Thursday, February 5, 2009

Minggu 2 (ENG) (ISL)

Krathwohl's Taxonomy of Affective Domain

Krathwohl's affective domain taxonomy is perhaps the best known of any of the affective taxonomies. "The taxonomy is ordered according to the principle of internalization. Internalization refers to the process whereby a person's affect toward an object passes from a general awareness level to a point where the affect is 'internalized' and consistently guides or controls the person's behavior (Seels & Glasgow, 1990, p. 28)."

Receiving is being aware of or sensitive to the existence of certain ideas, material, or phenomena and being willing to tolerate them. Examples include: to differentiate, to accept, to listen (for), to respond to.

Responding is committed in some small measure to the ideas, materials, or phenomena involved by actively responding to them. Examples are: to comply with, to follow, to commend, to volunteer, to spend leisure time in, to acclaim.

Valuing is willing to be perceived by others as valuing certain ideas, materials, or phenomena. Examples include: to increase measured proficiency in, to relinquish, to subsidize, to support, to debate.

Organization is to relate the value to those already held and bring it into a harmonious and internally consistent philosophy. Examples are: to discuss, to theorize, to formulate, to balance, to examine.

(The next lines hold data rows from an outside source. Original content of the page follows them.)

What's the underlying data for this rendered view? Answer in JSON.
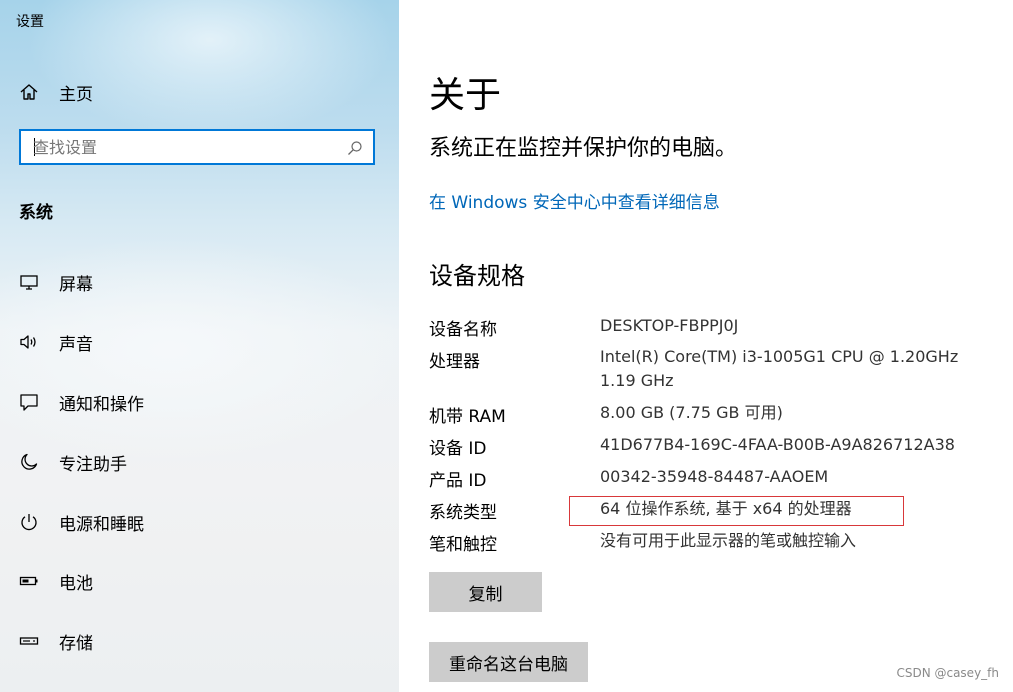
{
  "window": {
    "title": "设置"
  },
  "sidebar": {
    "home": {
      "label": "主页",
      "icon": "home-icon"
    },
    "search": {
      "placeholder": "查找设置",
      "value": ""
    },
    "section_title": "系统",
    "items": [
      {
        "label": "屏幕",
        "icon": "display-icon"
      },
      {
        "label": "声音",
        "icon": "speaker-icon"
      },
      {
        "label": "通知和操作",
        "icon": "notification-icon"
      },
      {
        "label": "专注助手",
        "icon": "moon-icon"
      },
      {
        "label": "电源和睡眠",
        "icon": "power-icon"
      },
      {
        "label": "电池",
        "icon": "battery-icon"
      },
      {
        "label": "存储",
        "icon": "storage-icon"
      }
    ]
  },
  "main": {
    "title": "关于",
    "status": "系统正在监控并保护你的电脑。",
    "security_link": "在 Windows 安全中心中查看详细信息",
    "specs_title": "设备规格",
    "specs": [
      {
        "label": "设备名称",
        "value": "DESKTOP-FBPPJ0J"
      },
      {
        "label": "处理器",
        "value": "Intel(R) Core(TM) i3-1005G1 CPU @ 1.20GHz   1.19 GHz"
      },
      {
        "label": "机带 RAM",
        "value": "8.00 GB (7.75 GB 可用)"
      },
      {
        "label": "设备 ID",
        "value": "41D677B4-169C-4FAA-B00B-A9A826712A38"
      },
      {
        "label": "产品 ID",
        "value": "00342-35948-84487-AAOEM"
      },
      {
        "label": "系统类型",
        "value": "64 位操作系统, 基于 x64 的处理器"
      },
      {
        "label": "笔和触控",
        "value": "没有可用于此显示器的笔或触控输入"
      }
    ],
    "copy_button": "复制",
    "rename_button": "重命名这台电脑"
  },
  "watermark": "CSDN @casey_fh",
  "colors": {
    "accent": "#0078d7",
    "link": "#0067b8",
    "highlight_border": "#d8383a",
    "button_bg": "#cccccc"
  }
}
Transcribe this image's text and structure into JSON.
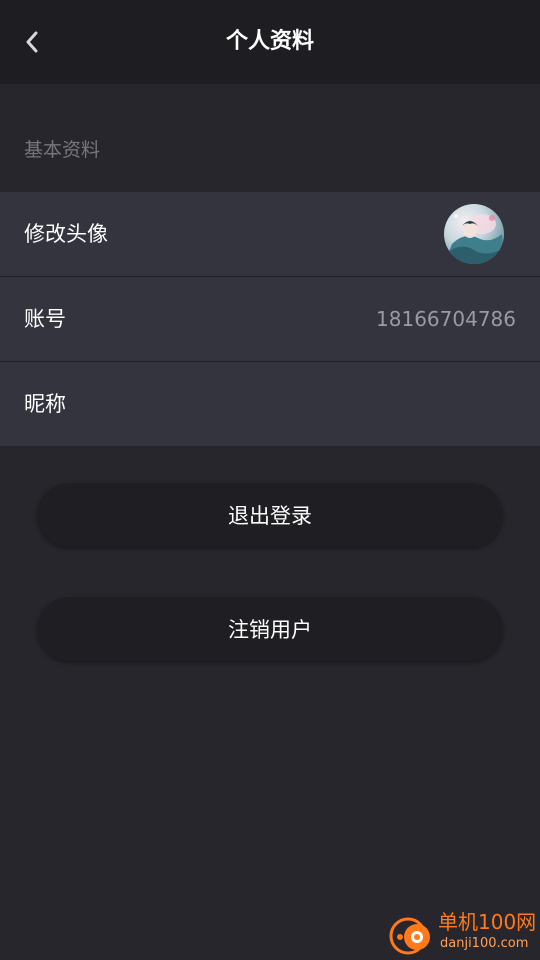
{
  "header": {
    "title": "个人资料",
    "back_icon": "chevron-left-icon"
  },
  "section": {
    "label": "基本资料"
  },
  "rows": {
    "avatar": {
      "label": "修改头像",
      "image": "avatar-image"
    },
    "account": {
      "label": "账号",
      "value": "18166704786"
    },
    "nickname": {
      "label": "昵称",
      "value": ""
    }
  },
  "buttons": {
    "logout": "退出登录",
    "deregister": "注销用户"
  },
  "watermark": {
    "text": "单机100网",
    "url": "danji100.com"
  },
  "colors": {
    "background": "#26262c",
    "header": "#1e1e22",
    "row": "#34343e",
    "button": "#1f1f23",
    "text": "#ffffff",
    "muted": "#76767e",
    "value": "#9a9aa2",
    "watermark": "#ff7a1a"
  }
}
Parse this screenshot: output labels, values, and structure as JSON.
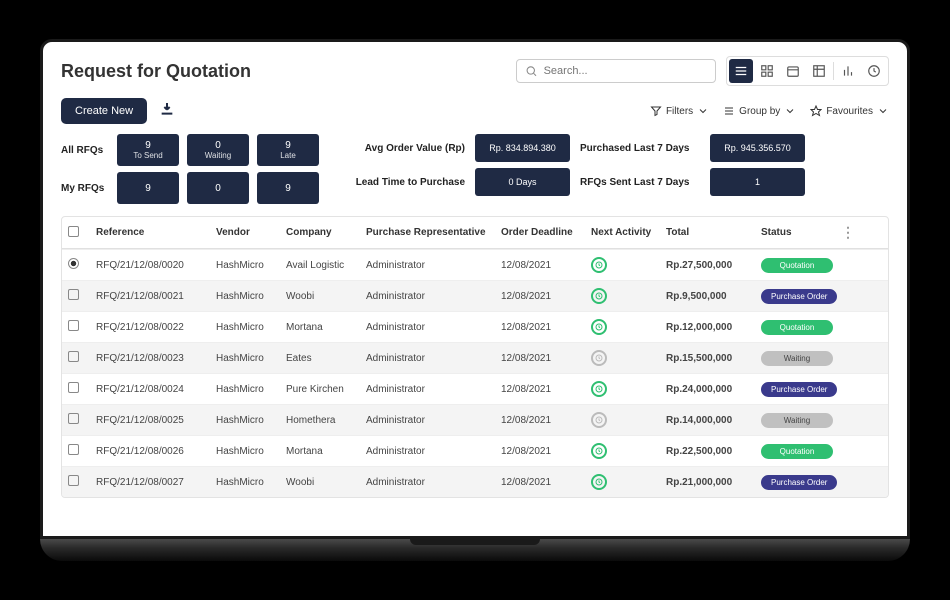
{
  "title": "Request for Quotation",
  "search": {
    "placeholder": "Search..."
  },
  "toolbar": {
    "create": "Create New",
    "filters": "Filters",
    "groupby": "Group by",
    "favourites": "Favourites"
  },
  "metrics": {
    "row1label": "All RFQs",
    "row2label": "My RFQs",
    "boxes": [
      {
        "num": "9",
        "label": "To Send"
      },
      {
        "num": "0",
        "label": "Waiting"
      },
      {
        "num": "9",
        "label": "Late"
      }
    ],
    "row2": [
      "9",
      "0",
      "9"
    ],
    "kpis": [
      {
        "label": "Avg Order Value (Rp)",
        "value": "Rp. 834.894.380",
        "label2": "Purchased Last 7 Days",
        "value2": "Rp. 945.356.570"
      },
      {
        "label": "Lead Time to Purchase",
        "value": "0 Days",
        "label2": "RFQs Sent Last 7 Days",
        "value2": "1"
      }
    ]
  },
  "columns": [
    "",
    "Reference",
    "Vendor",
    "Company",
    "Purchase Representative",
    "Order Deadline",
    "Next Activity",
    "Total",
    "Status",
    ""
  ],
  "rows": [
    {
      "ref": "RFQ/21/12/08/0020",
      "vendor": "HashMicro",
      "company": "Avail Logistic",
      "rep": "Administrator",
      "deadline": "12/08/2021",
      "activity": "green",
      "total": "Rp.27,500,000",
      "status": "Quotation",
      "statusClass": "quotation",
      "sel": "radio"
    },
    {
      "ref": "RFQ/21/12/08/0021",
      "vendor": "HashMicro",
      "company": "Woobi",
      "rep": "Administrator",
      "deadline": "12/08/2021",
      "activity": "green",
      "total": "Rp.9,500,000",
      "status": "Purchase Order",
      "statusClass": "po",
      "alt": true
    },
    {
      "ref": "RFQ/21/12/08/0022",
      "vendor": "HashMicro",
      "company": "Mortana",
      "rep": "Administrator",
      "deadline": "12/08/2021",
      "activity": "green",
      "total": "Rp.12,000,000",
      "status": "Quotation",
      "statusClass": "quotation"
    },
    {
      "ref": "RFQ/21/12/08/0023",
      "vendor": "HashMicro",
      "company": "Eates",
      "rep": "Administrator",
      "deadline": "12/08/2021",
      "activity": "grey",
      "total": "Rp.15,500,000",
      "status": "Waiting",
      "statusClass": "waiting",
      "alt": true
    },
    {
      "ref": "RFQ/21/12/08/0024",
      "vendor": "HashMicro",
      "company": "Pure Kirchen",
      "rep": "Administrator",
      "deadline": "12/08/2021",
      "activity": "green",
      "total": "Rp.24,000,000",
      "status": "Purchase Order",
      "statusClass": "po"
    },
    {
      "ref": "RFQ/21/12/08/0025",
      "vendor": "HashMicro",
      "company": "Homethera",
      "rep": "Administrator",
      "deadline": "12/08/2021",
      "activity": "grey",
      "total": "Rp.14,000,000",
      "status": "Waiting",
      "statusClass": "waiting",
      "alt": true
    },
    {
      "ref": "RFQ/21/12/08/0026",
      "vendor": "HashMicro",
      "company": "Mortana",
      "rep": "Administrator",
      "deadline": "12/08/2021",
      "activity": "green",
      "total": "Rp.22,500,000",
      "status": "Quotation",
      "statusClass": "quotation"
    },
    {
      "ref": "RFQ/21/12/08/0027",
      "vendor": "HashMicro",
      "company": "Woobi",
      "rep": "Administrator",
      "deadline": "12/08/2021",
      "activity": "green",
      "total": "Rp.21,000,000",
      "status": "Purchase Order",
      "statusClass": "po",
      "alt": true
    }
  ]
}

Characterization by value or value set is to act consistently in accordance with the values he or she has internalized. Examples include: to revise, to require, to be rated high in the value, to avoid, to resist, to manage, to resolve.
http://classweb.gmu.edu/ndabbagh/Resources/Resources2/krathstax.htm


SOLO taxonomy

The SOLO taxonomy stands for:
Structure ofObservedLearningOutcomes
It was developed by Biggs and Collis (1982), and is well described in Biggs (1999)

It describes level of increasing complexity in a student's understanding of a subject, through five stages, and it is claimed to be applicable to any subject area. Not all students get through all five stages, of course, and indeed not all teaching (and even less "training" is designed to take them all the way).

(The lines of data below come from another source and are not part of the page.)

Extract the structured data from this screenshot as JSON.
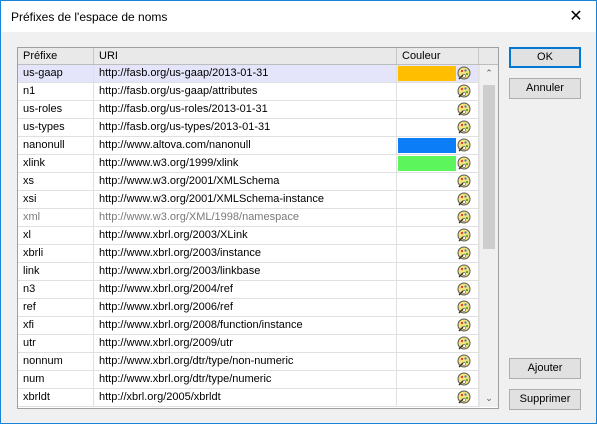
{
  "window": {
    "title": "Préfixes de l'espace de noms"
  },
  "table": {
    "headers": {
      "prefix": "Préfixe",
      "uri": "URI",
      "color": "Couleur"
    },
    "rows": [
      {
        "prefix": "us-gaap",
        "uri": "http://fasb.org/us-gaap/2013-01-31",
        "color": "#ffbe00",
        "selected": true
      },
      {
        "prefix": "n1",
        "uri": "http://fasb.org/us-gaap/attributes",
        "color": ""
      },
      {
        "prefix": "us-roles",
        "uri": "http://fasb.org/us-roles/2013-01-31",
        "color": ""
      },
      {
        "prefix": "us-types",
        "uri": "http://fasb.org/us-types/2013-01-31",
        "color": ""
      },
      {
        "prefix": "nanonull",
        "uri": "http://www.altova.com/nanonull",
        "color": "#0a7df7"
      },
      {
        "prefix": "xlink",
        "uri": "http://www.w3.org/1999/xlink",
        "color": "#5cf55c"
      },
      {
        "prefix": "xs",
        "uri": "http://www.w3.org/2001/XMLSchema",
        "color": ""
      },
      {
        "prefix": "xsi",
        "uri": "http://www.w3.org/2001/XMLSchema-instance",
        "color": ""
      },
      {
        "prefix": "xml",
        "uri": "http://www.w3.org/XML/1998/namespace",
        "color": "",
        "dim": true
      },
      {
        "prefix": "xl",
        "uri": "http://www.xbrl.org/2003/XLink",
        "color": ""
      },
      {
        "prefix": "xbrli",
        "uri": "http://www.xbrl.org/2003/instance",
        "color": ""
      },
      {
        "prefix": "link",
        "uri": "http://www.xbrl.org/2003/linkbase",
        "color": ""
      },
      {
        "prefix": "n3",
        "uri": "http://www.xbrl.org/2004/ref",
        "color": ""
      },
      {
        "prefix": "ref",
        "uri": "http://www.xbrl.org/2006/ref",
        "color": ""
      },
      {
        "prefix": "xfi",
        "uri": "http://www.xbrl.org/2008/function/instance",
        "color": ""
      },
      {
        "prefix": "utr",
        "uri": "http://www.xbrl.org/2009/utr",
        "color": ""
      },
      {
        "prefix": "nonnum",
        "uri": "http://www.xbrl.org/dtr/type/non-numeric",
        "color": ""
      },
      {
        "prefix": "num",
        "uri": "http://www.xbrl.org/dtr/type/numeric",
        "color": ""
      },
      {
        "prefix": "xbrldt",
        "uri": "http://xbrl.org/2005/xbrldt",
        "color": ""
      }
    ]
  },
  "buttons": {
    "ok": "OK",
    "cancel": "Annuler",
    "add": "Ajouter",
    "delete": "Supprimer"
  },
  "icons": {
    "close": "close-icon",
    "picker": "color-picker-icon",
    "scroll_up": "chevron-up-icon",
    "scroll_down": "chevron-down-icon"
  }
}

There are fairly clear links not only with Säljö on conceptions of learning, but also, in the emphasis on making connections and contextualising, with Bateson's levels of learning, and even with Bloom's taxonomy in the cognitive domain. Like my pyramidal representation of Bloom, the assumption is that each level embraces previous levels, but adds something more:

1 Pre-structural: here students are simply acquiring bits of unconnected information, which have no organisation and make no sense.

2 Unistructural: simple and obvious connections are made, but their significance is not grasped.

3 Multistructural: a number of connections may be made, but the meta-connections between them are missed, as is their significance for the whole.

4 Relational level: the student is now able to appreciate the significance of the parts in relation to the whole.

5 At the extended abstract level, the student is making connections not only within the given subject area, but also beyond it, able to generalise and transfer the principles and ideas underlying the specific instance.